Files: Both .yaml manifests

--share=network is included in the Flatpak finish-args. This is likely needed for TSA timestamping and CRL/OCSP revocation checks, which are core features. Just flagging for awareness since many Flatpak reviewers (especially Flathub) scrutinize network access.

Minor / cosmetic

• jsignpdf.desktop:12 - file has a trailing blank line (line 12 is empty). Some linters flag this.
• maven-dependencies.json - 4335 lines / 619 dependency entries. This is a large generated file. Consider adding it to .gitattributes with linguist-generated=true so it doesn't pollute diffs and code review.
• Commit history - 10 commits including 4 sequential metainfo.xml updates via GitHub UI. Consider squashing before merge for a cleaner history.

---

Summary

The PR is in good shape after the latest round of fixes. The critical issue from the first review (missing inner script) has been resolved by reworking the dependency generation into a single self-contained script. All URL-related review comments have been addressed.

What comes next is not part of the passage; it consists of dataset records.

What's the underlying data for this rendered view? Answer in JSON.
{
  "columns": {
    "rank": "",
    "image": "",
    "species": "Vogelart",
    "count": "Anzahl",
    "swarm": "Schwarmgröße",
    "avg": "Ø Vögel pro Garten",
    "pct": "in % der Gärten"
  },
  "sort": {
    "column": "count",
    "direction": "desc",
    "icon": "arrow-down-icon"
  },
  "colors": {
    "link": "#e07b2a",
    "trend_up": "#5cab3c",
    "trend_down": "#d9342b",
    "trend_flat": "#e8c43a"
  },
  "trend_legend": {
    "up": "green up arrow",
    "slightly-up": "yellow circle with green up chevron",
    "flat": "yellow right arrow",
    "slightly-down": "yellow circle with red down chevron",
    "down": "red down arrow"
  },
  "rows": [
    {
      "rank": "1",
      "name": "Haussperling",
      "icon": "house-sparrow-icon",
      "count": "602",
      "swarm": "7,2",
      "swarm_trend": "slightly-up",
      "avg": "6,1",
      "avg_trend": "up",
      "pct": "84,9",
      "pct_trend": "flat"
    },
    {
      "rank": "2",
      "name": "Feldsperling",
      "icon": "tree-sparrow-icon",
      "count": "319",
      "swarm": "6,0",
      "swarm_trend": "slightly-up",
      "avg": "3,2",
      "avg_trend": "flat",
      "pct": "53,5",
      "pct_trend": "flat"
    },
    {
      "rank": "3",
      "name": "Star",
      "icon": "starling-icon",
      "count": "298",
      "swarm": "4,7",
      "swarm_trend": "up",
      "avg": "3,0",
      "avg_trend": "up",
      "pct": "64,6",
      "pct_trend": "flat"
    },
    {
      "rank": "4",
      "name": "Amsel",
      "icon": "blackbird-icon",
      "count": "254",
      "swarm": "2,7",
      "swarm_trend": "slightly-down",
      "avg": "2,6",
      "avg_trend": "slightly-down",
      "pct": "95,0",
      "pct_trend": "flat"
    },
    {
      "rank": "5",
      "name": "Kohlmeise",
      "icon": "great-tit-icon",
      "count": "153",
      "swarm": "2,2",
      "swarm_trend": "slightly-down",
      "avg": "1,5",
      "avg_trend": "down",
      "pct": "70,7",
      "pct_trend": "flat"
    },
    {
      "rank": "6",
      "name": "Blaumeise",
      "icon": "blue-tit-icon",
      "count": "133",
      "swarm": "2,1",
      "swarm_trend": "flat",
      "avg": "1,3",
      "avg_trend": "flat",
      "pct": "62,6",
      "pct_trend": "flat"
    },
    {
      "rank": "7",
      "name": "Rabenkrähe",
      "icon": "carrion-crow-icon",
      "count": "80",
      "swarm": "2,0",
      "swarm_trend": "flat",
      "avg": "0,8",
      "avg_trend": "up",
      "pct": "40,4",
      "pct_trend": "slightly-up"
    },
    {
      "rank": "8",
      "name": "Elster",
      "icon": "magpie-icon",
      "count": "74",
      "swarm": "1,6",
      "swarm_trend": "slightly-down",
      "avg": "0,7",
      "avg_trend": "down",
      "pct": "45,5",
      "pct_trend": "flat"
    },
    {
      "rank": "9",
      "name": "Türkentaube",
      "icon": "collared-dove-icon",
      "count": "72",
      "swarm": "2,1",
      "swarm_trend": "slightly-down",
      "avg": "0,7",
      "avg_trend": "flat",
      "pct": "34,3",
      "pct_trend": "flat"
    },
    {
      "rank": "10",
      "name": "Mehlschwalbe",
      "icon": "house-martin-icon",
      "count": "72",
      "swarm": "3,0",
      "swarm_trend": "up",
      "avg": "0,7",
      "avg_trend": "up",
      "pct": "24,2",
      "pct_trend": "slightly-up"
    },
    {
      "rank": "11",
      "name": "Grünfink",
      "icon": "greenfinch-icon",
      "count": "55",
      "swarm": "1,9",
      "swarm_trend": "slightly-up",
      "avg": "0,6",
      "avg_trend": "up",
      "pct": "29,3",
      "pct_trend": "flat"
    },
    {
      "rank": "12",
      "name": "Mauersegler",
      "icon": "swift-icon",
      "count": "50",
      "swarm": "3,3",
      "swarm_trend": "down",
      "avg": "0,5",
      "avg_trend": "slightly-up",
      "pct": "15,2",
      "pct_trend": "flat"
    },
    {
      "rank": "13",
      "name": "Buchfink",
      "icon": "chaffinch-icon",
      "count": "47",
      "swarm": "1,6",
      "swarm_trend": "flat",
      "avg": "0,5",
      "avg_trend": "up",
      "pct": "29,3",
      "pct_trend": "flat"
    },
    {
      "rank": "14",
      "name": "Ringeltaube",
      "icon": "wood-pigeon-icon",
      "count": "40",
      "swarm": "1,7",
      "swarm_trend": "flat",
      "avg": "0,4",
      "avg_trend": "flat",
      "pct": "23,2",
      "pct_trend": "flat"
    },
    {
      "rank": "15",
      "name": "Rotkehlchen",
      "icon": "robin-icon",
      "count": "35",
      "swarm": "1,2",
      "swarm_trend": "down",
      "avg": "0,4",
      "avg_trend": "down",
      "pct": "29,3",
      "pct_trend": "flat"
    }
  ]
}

The remaining issues are mostly minor. The screenshot type="default" duplication (#1) and the grep -c pattern mismatch (#4) are the most actionable items. The license question (#2) is worth discussing but may be intentionally simplified.

[Sesivany]

I tried to accommodate the feedback. I considered dropping --share=network, but it's indeed necessary for TSA.

[kwart]

Thanks for the fixes. LGTM 🙏

[kwart]

If the distribution/linux/flatpak/maven-dependencies.json needs to stay up-to-date, we'll probably need additional automation to regenerate it. 🤔 (GitHub action? or is it possible to solve this on the Flathub side?)